‘It’s rare to really frighten a theatre audience. So it surprised us when people said, “I didn’t sleep for three nights after seeing your show”’
When my first daughter was five, I asked a friend’s daughter, who was a medical student, to look after her in the summer holiday so I might get something written. I had limited time before my daughter went back to school and having that deadline was a very good thing.
I’d always liked ghost stories – MR James and so on – but they were always short. Many are unsatisfactory because they have a buildup, then scramble to an end, and that’s it. I thought there ought to be more than that. But it is hard to sustain tension and fear over a longer book. You can’t just have somebody being terrified every chapter.

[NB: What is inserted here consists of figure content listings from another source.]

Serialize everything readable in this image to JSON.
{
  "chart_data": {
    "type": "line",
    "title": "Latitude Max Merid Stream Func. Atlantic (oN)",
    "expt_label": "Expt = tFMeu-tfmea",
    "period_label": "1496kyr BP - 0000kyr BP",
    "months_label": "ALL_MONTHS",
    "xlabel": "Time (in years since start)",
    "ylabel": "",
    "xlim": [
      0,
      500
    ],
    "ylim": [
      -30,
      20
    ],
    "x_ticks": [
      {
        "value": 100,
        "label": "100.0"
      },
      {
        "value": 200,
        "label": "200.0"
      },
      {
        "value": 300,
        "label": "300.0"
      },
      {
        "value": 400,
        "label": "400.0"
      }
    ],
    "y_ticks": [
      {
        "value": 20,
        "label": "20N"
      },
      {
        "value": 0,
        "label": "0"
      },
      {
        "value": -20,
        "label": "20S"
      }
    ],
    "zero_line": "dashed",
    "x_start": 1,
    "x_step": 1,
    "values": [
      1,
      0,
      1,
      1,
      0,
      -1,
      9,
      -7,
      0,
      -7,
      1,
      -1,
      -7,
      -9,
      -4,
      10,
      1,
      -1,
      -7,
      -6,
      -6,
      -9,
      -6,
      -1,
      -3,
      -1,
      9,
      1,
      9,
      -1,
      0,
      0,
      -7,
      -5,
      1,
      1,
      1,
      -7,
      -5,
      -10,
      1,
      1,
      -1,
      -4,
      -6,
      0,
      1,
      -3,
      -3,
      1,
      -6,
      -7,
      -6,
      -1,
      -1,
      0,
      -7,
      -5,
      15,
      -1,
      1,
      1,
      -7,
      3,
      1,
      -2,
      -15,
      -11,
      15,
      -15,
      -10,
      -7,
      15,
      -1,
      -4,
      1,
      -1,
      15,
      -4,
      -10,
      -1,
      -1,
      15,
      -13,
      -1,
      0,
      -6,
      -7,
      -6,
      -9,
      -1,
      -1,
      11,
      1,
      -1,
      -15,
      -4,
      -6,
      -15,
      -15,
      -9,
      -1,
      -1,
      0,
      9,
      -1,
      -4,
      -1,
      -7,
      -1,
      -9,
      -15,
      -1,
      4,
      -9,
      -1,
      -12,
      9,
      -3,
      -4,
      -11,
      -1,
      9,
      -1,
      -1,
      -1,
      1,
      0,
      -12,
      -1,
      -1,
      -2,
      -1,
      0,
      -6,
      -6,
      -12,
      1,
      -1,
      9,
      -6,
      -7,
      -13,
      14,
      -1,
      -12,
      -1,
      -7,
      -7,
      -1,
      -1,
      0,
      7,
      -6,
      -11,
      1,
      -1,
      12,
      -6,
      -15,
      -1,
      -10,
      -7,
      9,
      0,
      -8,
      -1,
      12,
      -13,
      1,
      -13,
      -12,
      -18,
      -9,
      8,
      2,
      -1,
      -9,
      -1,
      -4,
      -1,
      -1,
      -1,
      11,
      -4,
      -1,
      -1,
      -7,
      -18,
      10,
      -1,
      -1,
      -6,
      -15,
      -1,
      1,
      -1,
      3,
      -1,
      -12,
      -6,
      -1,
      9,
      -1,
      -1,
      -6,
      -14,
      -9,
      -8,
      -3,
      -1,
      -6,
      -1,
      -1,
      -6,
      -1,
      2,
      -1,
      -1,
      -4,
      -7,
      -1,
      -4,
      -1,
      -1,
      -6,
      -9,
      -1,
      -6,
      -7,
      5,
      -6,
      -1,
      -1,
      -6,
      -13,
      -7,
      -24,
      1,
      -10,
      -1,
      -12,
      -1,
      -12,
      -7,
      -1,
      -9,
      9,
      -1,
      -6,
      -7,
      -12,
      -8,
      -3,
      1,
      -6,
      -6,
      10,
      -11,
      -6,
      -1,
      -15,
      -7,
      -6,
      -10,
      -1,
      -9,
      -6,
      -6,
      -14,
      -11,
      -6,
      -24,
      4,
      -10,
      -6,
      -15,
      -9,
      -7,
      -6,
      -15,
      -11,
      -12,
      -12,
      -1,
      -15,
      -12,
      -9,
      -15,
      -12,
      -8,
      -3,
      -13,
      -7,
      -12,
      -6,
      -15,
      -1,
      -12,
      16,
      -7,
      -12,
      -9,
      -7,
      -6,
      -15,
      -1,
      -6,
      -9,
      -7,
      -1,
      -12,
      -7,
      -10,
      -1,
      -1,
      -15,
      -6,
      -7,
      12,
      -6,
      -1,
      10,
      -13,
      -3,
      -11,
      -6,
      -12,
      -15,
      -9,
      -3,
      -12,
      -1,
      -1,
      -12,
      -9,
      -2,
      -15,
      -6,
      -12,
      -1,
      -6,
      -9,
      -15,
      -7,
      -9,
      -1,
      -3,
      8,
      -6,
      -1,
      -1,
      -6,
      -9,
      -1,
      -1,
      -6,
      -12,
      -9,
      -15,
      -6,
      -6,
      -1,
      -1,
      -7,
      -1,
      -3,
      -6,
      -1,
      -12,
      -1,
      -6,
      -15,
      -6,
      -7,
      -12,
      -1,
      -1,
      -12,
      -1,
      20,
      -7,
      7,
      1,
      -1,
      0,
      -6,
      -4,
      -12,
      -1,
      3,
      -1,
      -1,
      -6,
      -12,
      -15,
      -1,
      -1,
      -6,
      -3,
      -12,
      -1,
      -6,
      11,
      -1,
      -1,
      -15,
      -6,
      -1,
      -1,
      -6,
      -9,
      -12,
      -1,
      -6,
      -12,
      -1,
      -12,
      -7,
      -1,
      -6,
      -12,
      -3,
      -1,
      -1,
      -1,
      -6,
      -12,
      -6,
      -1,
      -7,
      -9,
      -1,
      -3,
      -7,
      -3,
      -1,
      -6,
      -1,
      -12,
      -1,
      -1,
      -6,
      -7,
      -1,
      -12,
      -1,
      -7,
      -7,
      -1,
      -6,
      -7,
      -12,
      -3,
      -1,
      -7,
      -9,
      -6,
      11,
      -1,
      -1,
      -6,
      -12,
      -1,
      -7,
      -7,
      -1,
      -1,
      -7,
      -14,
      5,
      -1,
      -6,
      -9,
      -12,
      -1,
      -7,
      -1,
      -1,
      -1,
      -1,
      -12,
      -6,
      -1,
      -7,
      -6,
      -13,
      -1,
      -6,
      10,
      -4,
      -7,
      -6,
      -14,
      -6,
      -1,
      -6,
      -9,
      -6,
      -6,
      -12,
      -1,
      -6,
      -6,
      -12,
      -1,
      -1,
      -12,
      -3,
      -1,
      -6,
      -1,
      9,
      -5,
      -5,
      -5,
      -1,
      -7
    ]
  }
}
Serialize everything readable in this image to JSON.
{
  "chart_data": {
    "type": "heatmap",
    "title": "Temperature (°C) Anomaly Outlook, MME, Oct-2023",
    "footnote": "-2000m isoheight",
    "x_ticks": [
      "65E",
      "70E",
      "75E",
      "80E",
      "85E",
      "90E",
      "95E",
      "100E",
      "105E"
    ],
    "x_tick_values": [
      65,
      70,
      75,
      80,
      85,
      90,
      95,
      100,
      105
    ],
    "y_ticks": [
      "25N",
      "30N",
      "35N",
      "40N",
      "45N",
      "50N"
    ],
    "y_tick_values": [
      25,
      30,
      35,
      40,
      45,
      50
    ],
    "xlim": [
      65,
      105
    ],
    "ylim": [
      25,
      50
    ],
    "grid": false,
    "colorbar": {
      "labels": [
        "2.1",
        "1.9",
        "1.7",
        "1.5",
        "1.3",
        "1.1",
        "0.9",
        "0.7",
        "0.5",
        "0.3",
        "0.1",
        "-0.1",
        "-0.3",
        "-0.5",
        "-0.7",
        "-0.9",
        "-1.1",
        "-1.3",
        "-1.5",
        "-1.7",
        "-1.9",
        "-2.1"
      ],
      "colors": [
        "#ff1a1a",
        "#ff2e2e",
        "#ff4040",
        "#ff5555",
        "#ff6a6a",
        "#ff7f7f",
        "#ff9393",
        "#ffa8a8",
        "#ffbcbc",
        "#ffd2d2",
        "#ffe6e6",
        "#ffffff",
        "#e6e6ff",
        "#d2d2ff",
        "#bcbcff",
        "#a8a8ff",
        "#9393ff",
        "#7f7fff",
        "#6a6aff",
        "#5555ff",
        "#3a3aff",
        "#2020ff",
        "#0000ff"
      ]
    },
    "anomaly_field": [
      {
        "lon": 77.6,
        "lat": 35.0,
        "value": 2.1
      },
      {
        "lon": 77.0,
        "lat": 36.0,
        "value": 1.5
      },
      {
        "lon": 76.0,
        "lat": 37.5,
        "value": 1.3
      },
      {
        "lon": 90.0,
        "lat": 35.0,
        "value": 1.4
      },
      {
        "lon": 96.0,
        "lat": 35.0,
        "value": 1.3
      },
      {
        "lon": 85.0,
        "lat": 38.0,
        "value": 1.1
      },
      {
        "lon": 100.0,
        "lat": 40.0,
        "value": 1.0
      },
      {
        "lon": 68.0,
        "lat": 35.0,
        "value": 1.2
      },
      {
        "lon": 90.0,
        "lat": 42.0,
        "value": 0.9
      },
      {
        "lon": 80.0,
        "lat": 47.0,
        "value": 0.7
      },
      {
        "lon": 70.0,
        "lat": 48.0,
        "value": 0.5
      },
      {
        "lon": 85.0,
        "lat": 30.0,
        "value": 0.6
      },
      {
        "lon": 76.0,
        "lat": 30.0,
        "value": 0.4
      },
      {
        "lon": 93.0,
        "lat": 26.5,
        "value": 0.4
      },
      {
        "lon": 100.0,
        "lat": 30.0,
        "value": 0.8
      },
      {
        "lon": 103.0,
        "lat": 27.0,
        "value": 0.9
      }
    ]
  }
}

I made a list of the essential ingredients, beginning with a ghost. I remember writing down “weather”: I loved reading ghost stories that began in foggy conditions. The setting then had to be isolated, a place where nobody would talk about this thing – a conspiracy of silence.
I always write by hand. The medical student said: “My sister’s doing a typing course and is looking for things to type.” I sent her the first few chapters but she came back saying her sister couldn’t read my handwriting. She suggested a Dictaphone so I bought a cheapo recorder and read into that. Then she came back and said: “My sister says it’s going to be a bit slow because she is too frightened to do it when she is alone in the house.”